Mereka tak ambil pusing apa itu Omnibus Law, tak mau tahu tentang International Women's Day (IWD). Tiada juga menuntut kesetaraan gender. Yang penting, mereka bekerja demi mendapatkan uang untuk menambah income keluarga.
Barangkali itulah yang lengkat di benak kaum buruh perempuan lapisan paling bawah di pedesaan, yang menjual jasanya di sawah dan ladang.
Di daerah kebun saya Kecamatan Batang Merangin, Kabupaten Kerinci, Jambi, durasi kerjanya 5 jam. Masuk pukul 07.00, keluar pukul 12.00, dengan upah Rp 50 ribu per hari. Dapat jatah snack satu kali. Untuk makan siang bawa bekal sendiri-sendiri.

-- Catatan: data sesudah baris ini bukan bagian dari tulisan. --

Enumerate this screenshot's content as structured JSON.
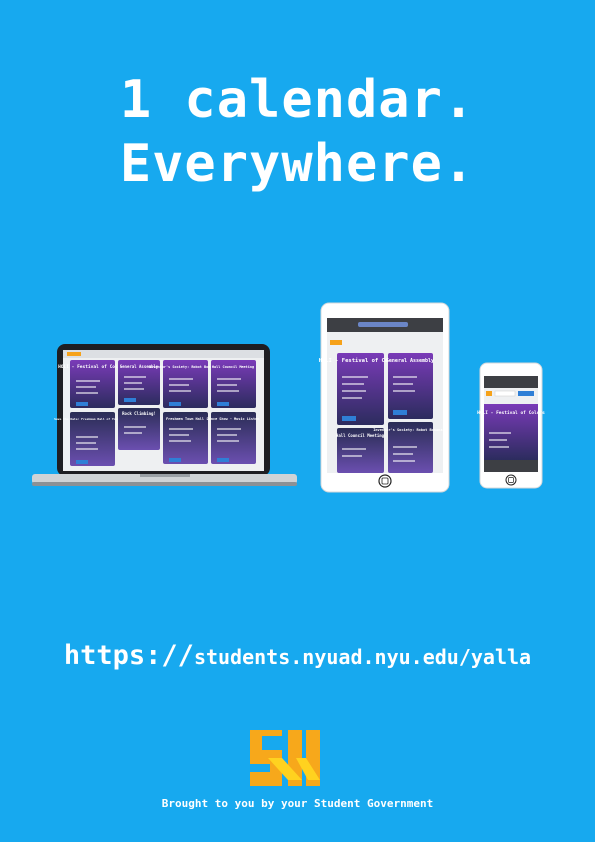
{
  "headline": {
    "line1": "1 calendar.",
    "line2": "Everywhere."
  },
  "url": {
    "protocol": "https://",
    "path": "students.nyuad.nyu.edu/yalla"
  },
  "credit": "Brought to you by your Student Government",
  "cards": {
    "holi": "HOLI - Festival of Colors",
    "general_assembly": "General Assembly",
    "robot_bonanza": "Inventor's Society: Robot Bonanza!",
    "hall_council": "Hall Council Meeting",
    "save_the_date": "Save the Date: Freshman Ball of Your Dorm!",
    "rock_climbing": "Rock Climbing!",
    "freshmen_town_hall": "Freshmen Town Hall",
    "dance_show": "Dance Show - Music Listen"
  },
  "colors": {
    "background": "#17a9ef",
    "text": "#ffffff",
    "card_purple": "#6a3aa8",
    "card_dark": "#27254f",
    "logo_orange": "#f7a81b",
    "logo_yellow": "#ffd21f"
  },
  "icons": [
    "laptop-icon",
    "tablet-icon",
    "phone-icon",
    "student-government-logo-icon"
  ]
}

Mereka bekerja di lahan kering (kebun). Mulai menanam, merumput, memupuk, sampai memanen. Sesuai musimnya.
Lain di Batang Merangin, beda pula di Daerah Danau Kerinci (tempat saya berdomisili). Di sini, kebanyakan emak-emak buruh tani beraktivitas di tanah basah (sawah).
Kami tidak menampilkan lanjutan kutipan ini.